Could the bacteria mutate and become dangerous?

Theoretically, yes — like any living organism. But the quorum sensing system provides a safety layer: even if a mutation alters one bacterium, it needs a critical mass of cooperating bacteria to activate dangerous genes. Additionally, engineers plan to use auxotrophic strains — bacteria unable to synthesize essential amino acids, meaning they cannot survive without artificial supplementation.

How is this different from cancer immunotherapy?

Immunotherapy (such as checkpoint inhibitors) «unblocks» the patient’s own immune system to fight cancer. But it works poorly against solid tumors with necrotic cores — immune cells simply cannot reach those oxygen-free zones. Bacterial therapy operates precisely where other approaches fail. Ideally, both methods would complement each other for a more complete response.

When could this become available to patients?
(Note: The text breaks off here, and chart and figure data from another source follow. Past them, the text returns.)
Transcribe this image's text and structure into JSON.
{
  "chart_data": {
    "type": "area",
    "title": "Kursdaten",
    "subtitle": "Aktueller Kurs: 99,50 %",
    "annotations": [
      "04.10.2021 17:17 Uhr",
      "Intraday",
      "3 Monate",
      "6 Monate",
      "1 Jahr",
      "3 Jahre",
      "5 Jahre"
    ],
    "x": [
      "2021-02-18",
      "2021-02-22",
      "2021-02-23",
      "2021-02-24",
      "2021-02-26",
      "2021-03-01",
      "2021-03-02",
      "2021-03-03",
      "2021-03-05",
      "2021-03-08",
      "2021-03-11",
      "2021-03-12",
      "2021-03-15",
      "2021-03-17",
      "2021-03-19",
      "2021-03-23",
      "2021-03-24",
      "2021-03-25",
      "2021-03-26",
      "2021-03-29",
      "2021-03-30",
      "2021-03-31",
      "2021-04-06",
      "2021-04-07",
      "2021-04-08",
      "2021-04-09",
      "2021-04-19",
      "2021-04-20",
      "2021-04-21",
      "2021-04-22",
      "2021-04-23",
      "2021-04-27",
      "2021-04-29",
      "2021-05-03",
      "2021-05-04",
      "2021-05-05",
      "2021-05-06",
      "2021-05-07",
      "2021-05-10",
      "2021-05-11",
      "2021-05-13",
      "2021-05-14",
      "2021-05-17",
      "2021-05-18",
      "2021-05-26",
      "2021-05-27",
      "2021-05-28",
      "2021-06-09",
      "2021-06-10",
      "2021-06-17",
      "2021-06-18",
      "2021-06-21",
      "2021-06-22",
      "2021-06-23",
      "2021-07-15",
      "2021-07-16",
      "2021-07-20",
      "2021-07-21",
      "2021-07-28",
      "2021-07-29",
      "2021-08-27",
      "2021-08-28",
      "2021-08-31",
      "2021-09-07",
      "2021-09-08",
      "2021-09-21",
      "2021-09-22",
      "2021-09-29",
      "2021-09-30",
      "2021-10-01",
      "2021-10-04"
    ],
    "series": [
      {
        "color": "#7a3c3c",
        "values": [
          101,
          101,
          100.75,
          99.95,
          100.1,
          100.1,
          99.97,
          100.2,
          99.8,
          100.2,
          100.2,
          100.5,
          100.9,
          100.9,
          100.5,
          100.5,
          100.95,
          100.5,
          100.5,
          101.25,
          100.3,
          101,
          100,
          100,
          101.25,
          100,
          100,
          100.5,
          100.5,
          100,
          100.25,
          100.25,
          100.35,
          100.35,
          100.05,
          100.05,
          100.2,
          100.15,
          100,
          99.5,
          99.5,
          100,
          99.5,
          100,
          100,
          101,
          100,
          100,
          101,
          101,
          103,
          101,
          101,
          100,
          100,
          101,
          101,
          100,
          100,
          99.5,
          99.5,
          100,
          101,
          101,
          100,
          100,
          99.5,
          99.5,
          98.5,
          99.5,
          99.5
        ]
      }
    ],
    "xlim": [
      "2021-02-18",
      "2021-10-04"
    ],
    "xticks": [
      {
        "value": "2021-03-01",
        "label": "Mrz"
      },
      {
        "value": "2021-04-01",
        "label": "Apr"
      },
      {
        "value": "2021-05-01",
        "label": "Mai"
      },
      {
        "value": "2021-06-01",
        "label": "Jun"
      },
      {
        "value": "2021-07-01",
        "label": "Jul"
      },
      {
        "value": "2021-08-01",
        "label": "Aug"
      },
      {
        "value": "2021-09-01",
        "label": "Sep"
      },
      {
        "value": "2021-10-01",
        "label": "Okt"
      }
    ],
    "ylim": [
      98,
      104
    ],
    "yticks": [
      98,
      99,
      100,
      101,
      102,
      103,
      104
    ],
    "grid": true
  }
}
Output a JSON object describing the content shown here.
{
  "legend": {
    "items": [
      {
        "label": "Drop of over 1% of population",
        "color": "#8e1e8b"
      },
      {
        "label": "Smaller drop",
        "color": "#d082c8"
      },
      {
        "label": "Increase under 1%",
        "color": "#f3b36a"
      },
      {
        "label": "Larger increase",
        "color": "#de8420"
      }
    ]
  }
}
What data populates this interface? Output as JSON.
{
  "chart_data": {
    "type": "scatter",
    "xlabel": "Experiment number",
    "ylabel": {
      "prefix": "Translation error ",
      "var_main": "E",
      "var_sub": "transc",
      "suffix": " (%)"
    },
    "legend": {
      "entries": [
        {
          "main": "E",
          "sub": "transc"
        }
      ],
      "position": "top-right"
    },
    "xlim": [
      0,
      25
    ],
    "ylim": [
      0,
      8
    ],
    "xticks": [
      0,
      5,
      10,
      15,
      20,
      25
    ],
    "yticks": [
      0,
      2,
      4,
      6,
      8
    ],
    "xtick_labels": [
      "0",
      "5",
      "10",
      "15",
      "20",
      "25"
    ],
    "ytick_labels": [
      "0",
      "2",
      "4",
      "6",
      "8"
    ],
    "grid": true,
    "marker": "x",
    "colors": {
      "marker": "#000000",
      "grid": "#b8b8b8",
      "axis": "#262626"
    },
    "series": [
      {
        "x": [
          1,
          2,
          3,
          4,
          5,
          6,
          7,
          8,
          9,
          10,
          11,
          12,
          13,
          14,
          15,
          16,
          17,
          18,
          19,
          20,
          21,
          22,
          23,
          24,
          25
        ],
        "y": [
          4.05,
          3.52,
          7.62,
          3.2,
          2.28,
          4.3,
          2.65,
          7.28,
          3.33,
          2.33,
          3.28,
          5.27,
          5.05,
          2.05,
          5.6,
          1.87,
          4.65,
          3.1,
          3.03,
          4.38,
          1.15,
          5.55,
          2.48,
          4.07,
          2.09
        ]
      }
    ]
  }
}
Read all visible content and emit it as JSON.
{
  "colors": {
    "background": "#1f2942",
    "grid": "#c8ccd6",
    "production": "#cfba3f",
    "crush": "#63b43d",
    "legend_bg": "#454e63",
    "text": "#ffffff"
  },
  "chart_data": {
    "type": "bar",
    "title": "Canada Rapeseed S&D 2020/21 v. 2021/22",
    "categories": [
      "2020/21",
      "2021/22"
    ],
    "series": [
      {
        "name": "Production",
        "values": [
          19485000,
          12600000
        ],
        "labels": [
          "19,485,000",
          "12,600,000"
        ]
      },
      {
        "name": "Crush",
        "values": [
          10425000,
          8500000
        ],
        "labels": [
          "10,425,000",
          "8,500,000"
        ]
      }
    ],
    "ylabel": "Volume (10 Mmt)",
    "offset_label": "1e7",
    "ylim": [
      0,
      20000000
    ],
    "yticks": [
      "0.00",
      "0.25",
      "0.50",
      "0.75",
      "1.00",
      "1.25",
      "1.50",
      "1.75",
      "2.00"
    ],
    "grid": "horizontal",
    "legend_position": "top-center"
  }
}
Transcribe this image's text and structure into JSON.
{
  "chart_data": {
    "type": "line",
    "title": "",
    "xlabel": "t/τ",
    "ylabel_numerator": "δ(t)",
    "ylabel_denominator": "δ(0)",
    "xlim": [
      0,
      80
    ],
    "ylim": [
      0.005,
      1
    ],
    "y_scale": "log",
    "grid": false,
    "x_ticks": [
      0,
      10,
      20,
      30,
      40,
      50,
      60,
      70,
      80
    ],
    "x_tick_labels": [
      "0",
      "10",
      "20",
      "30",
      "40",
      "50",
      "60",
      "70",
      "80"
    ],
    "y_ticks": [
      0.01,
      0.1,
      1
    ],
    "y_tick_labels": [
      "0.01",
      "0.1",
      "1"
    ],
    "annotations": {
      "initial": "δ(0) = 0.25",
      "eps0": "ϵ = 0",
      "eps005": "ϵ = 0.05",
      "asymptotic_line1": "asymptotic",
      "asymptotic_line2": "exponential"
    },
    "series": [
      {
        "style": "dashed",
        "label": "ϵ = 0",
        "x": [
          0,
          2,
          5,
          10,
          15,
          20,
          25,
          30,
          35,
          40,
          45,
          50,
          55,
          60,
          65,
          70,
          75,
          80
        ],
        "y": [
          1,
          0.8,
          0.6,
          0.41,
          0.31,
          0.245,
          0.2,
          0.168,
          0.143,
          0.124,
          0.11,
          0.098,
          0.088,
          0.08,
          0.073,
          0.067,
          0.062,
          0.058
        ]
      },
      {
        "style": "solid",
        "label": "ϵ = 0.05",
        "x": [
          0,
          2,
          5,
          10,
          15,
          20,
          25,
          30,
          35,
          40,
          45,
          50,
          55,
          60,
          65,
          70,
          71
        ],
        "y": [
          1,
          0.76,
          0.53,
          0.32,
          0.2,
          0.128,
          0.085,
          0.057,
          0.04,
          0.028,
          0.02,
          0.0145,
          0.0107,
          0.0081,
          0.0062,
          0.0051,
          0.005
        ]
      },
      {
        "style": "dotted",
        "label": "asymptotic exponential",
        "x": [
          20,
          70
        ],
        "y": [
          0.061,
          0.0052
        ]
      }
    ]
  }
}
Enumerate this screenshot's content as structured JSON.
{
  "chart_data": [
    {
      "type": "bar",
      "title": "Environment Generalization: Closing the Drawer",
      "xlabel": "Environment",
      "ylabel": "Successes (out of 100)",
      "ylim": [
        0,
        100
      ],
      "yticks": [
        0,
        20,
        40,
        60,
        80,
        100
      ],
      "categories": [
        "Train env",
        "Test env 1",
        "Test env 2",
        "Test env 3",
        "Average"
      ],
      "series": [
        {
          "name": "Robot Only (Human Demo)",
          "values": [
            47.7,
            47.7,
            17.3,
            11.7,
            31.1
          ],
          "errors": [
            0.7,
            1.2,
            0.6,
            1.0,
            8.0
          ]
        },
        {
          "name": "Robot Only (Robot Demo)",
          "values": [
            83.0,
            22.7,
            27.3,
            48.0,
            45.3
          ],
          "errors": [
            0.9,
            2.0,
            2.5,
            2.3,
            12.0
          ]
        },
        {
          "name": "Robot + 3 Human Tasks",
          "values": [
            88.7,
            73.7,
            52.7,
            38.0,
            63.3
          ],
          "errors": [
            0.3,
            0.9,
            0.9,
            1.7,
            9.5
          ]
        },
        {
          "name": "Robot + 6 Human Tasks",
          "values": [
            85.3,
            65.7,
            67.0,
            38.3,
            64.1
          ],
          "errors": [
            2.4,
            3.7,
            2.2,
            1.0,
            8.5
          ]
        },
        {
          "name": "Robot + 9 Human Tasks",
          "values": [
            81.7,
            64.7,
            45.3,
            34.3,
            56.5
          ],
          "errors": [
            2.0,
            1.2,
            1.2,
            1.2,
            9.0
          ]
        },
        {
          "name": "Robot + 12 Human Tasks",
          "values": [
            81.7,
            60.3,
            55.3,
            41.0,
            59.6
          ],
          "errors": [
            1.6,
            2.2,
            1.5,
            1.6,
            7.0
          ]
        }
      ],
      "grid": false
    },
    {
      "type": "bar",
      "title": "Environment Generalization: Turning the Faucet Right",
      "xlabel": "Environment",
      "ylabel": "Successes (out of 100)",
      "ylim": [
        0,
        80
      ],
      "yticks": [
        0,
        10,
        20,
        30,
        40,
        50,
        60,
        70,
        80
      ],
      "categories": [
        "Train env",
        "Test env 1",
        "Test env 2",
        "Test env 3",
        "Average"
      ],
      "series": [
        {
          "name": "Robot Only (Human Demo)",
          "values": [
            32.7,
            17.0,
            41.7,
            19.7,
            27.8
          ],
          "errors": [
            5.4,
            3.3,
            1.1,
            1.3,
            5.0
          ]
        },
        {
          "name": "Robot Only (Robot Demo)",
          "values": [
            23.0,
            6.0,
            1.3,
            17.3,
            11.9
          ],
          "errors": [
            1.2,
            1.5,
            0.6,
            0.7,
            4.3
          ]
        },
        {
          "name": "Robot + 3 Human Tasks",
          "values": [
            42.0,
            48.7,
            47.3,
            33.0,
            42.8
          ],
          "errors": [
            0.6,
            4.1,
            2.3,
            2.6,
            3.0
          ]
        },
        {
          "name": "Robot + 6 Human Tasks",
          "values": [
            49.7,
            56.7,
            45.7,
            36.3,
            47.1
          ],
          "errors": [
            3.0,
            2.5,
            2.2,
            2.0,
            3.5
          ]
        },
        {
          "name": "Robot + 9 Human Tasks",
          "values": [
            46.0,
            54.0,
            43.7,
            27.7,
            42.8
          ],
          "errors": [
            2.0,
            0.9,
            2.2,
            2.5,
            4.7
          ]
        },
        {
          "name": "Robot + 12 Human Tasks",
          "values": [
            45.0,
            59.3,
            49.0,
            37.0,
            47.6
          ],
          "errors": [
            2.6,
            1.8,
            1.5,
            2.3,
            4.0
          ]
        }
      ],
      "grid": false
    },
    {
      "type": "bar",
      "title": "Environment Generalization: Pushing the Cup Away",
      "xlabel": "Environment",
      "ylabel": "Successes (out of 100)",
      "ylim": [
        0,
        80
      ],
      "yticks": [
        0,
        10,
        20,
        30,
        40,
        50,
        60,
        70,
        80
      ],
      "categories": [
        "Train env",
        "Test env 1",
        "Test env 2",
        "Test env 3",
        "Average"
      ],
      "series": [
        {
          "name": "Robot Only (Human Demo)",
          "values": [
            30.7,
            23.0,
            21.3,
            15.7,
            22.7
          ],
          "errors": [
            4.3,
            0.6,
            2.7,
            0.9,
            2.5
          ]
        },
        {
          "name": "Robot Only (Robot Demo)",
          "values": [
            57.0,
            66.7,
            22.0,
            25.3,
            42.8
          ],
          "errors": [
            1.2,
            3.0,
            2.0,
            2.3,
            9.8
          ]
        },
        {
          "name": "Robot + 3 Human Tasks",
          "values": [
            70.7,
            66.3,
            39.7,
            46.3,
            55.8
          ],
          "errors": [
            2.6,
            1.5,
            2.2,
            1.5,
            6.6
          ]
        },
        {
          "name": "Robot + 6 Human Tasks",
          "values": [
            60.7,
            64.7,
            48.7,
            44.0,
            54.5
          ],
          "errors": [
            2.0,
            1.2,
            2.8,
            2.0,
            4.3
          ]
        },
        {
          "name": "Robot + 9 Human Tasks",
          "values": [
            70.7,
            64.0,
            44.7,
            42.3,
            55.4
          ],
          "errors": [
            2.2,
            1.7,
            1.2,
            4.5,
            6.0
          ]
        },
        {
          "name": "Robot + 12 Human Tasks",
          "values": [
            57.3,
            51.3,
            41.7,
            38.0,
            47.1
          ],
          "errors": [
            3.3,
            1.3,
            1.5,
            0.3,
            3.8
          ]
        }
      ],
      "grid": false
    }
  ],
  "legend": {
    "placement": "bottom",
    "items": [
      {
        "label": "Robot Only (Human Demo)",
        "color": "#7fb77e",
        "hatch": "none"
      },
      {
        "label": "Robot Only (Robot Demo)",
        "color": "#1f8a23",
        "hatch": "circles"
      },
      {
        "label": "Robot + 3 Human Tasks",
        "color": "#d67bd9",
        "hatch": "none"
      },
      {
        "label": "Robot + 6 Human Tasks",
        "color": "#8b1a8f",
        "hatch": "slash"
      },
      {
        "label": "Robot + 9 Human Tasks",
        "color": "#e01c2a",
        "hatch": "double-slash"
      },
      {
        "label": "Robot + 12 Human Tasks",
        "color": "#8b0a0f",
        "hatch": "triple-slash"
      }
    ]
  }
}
The Waterloo team is at the in vitro stage — clinical trials are likely 5–10 years away. However, other bacterial therapies are already in clinical testing: C. novyi-NT is in Phase II trials (NCT03435952). If the Waterloo platform shows strong pre-clinical results, the timeline could accelerate significantly.

Which types of cancer could benefit from this approach?

Theoretically, any solid tumor with a pronounced necrotic core. The most likely candidates include glioblastoma (brain cancer), pancreatic cancer, and sarcomas — tumors that respond poorly to standard therapy and frequently develop extensive oxygen-free zones. Liquid cancers (leukemias, lymphomas) are not suitable for this approach, as they don’t form solid masses with necrotic cores.